After leaving Finchley Grammar School with a couple of O-levels in Greek Literature and Geography, he cut his milk teeth in the telecoms industry as an apprentice at Plessey where he quickly understood how not to give customers good service and was determined to offer something different. “Iit was always my personal ambition to start a company. I did not want to turn the handle for 15 years,” he recalls. “I wanted to prove that service delivery to customers should be the number one focus. I felt telecoms could be deployed in a timelier manner. At Plessey customers had to wait weeks for an engineer. I was also a bit of a pioneer in identifying that customers weren’t getting solutions and I always felt big companies cannot flex and reach out like smaller companies can.”

Over the next 15 years with the support of his wife Caroline, Casey grew the business he had envisaged, Marcom Communications, into a successful multi-million pound company employing 50 people.

“Initially, while my wife carried on working in insurance I worked as a one man band from my garage in Palmers Green selling engineering support and supplying and installing telephone systems. We funded the business via a Nat West overdraft personally guaranteed against our house. When you put your own money in failure is not an option. There is no better business driver.

“Eventually we moved to a proper office in Southgate where my wife looked after the backup admin and cash management while I was out on the road.”

By then Casey had created what he regards as his big break by securing a direct supplier relationship with Siemens after buying from Bob Old’s Rocom for many years.

“I wanted to be in the premiership – I had the skill sets and I wanted the profile of a direct reseller, he says

“Siemens were fundamental to the growth of the business. We were sales and engineering focused so they helped a lot with our marketing and planning.”

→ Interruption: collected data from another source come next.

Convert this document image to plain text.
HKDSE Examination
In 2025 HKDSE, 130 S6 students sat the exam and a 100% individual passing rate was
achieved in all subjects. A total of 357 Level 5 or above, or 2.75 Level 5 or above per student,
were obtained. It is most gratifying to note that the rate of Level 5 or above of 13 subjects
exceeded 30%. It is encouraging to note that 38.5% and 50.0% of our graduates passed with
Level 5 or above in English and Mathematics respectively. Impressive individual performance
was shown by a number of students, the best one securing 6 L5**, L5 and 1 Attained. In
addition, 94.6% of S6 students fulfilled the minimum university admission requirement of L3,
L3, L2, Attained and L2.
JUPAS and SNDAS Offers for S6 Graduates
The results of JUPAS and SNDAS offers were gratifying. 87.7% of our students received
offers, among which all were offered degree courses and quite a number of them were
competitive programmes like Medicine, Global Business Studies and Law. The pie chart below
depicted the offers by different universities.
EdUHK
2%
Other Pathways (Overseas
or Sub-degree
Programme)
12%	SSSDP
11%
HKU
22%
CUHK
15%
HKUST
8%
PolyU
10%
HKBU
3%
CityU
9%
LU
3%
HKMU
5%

By 2005 the market was changing to a service focussed model and Casey was itching to move up a level.

“I felt Marcom had plateaued as an organisation. We were running with the same turnover, the same headcount, and the same profit. We were coasting. We had mostly SMB customers and I wanted to elevate into mid-market enterprises. We needed to invigorate and drive on to the next level.

“I considered acquiring companies, I considered being acquired. As a result of working with Redstone Telecom I spoke to them about moving up. They were looking for a vendor specific business so they acquired Marcom and retained us as wholly owned subsidiary of Redstone PLC.

“I did three happy years within the PLC. It gave me some personal growth and development reporting to a PLC board.” After a strategic review in late 2010 Redstone decided to go back to an Enterprise focus and sold the Marcom client base to Maintel . “Under TUPE rules there was a job for me but not a board level position. I was offered voluntary redundancy but I preferred a compromise agreement to take their Daisy network revenues instead.” And there was pressure from his former team to remodel the original Marcom business. “It was like putting a dream team back together again. I said no because I knew the massive effort it would take to build something from nothing. Ironically it was their desire to want to drive the business that made me think I could rebuild as a team. I knew they would go hammer and tongs at it.” Casey, again with support of Caroline, negotiated personal deals with the five key players in his new team including ‘captain’ James Higgins and ‘keeper’ Julie Kaleel and Nexus IP was born, operating from the original Southgate office. “I remember saying to the five if they had the drive I would fund it and give them the opportunity to develop the sort of company we aspired to. Nexus is Latin for connected. It’s a reiteration of the connection between us and the client. And IP is obviously where we sit now. The business is a continuation.” In its first year NexusIP has achieved a turnover of £350,000 which Casey regards as about right for a start-up and, working with Siemens again, the flame of ambition is burning bright.

“We want to be recognised as one of the most professional partners in the Siemens community. We installed the Siemens system in the Gores office who own Siemens. That says a lot for the relationship we enjoy. The key measurement for me going forward is that the customer sees the benefits of the business solution we have promised and delivered.”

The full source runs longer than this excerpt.